My wife and I run a small direct-mail business. We have far less than $1 million a year in gross sales, so we won't be affected by this bill when it passes (though, I'd expect the exemption to be lowered over time).

A small percentage of our sales are in-state and what we have to do to handle collecting and reporting sales tax seems silly in comparison to the small amount that we collect for the state. The idea of having to do the same thing for sales to other states is scary.

I'm not confident that the bill would really make the states simplify things in a way that wouldn't make it very expensive to manage (and wouldn't offer unfair advantages to in-state competitors.)

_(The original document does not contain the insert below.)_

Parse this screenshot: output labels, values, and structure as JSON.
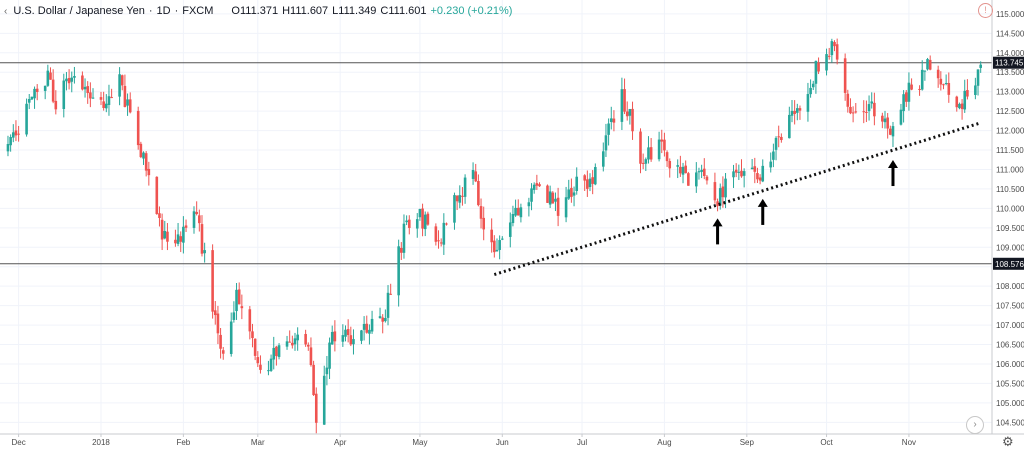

Based on what we have to do now for in-state sales, the software described in the bill is going to have to be able to determine the proper tax rate for each product that you sell. It's going to have to determine the customer's location and the tax rate for that location (it can vary within a state). It's going to have to know if the customer is exempt from paying sales taxes and if the exemption applies to the products being purchased.

Most of the products we sell don't have a standard identifier, such as a UPC. If we were subject to this bill, we'd probably be required to categorize or id every product so that the software could do its magic. That would be expensive and time-consuming even with our small inventory.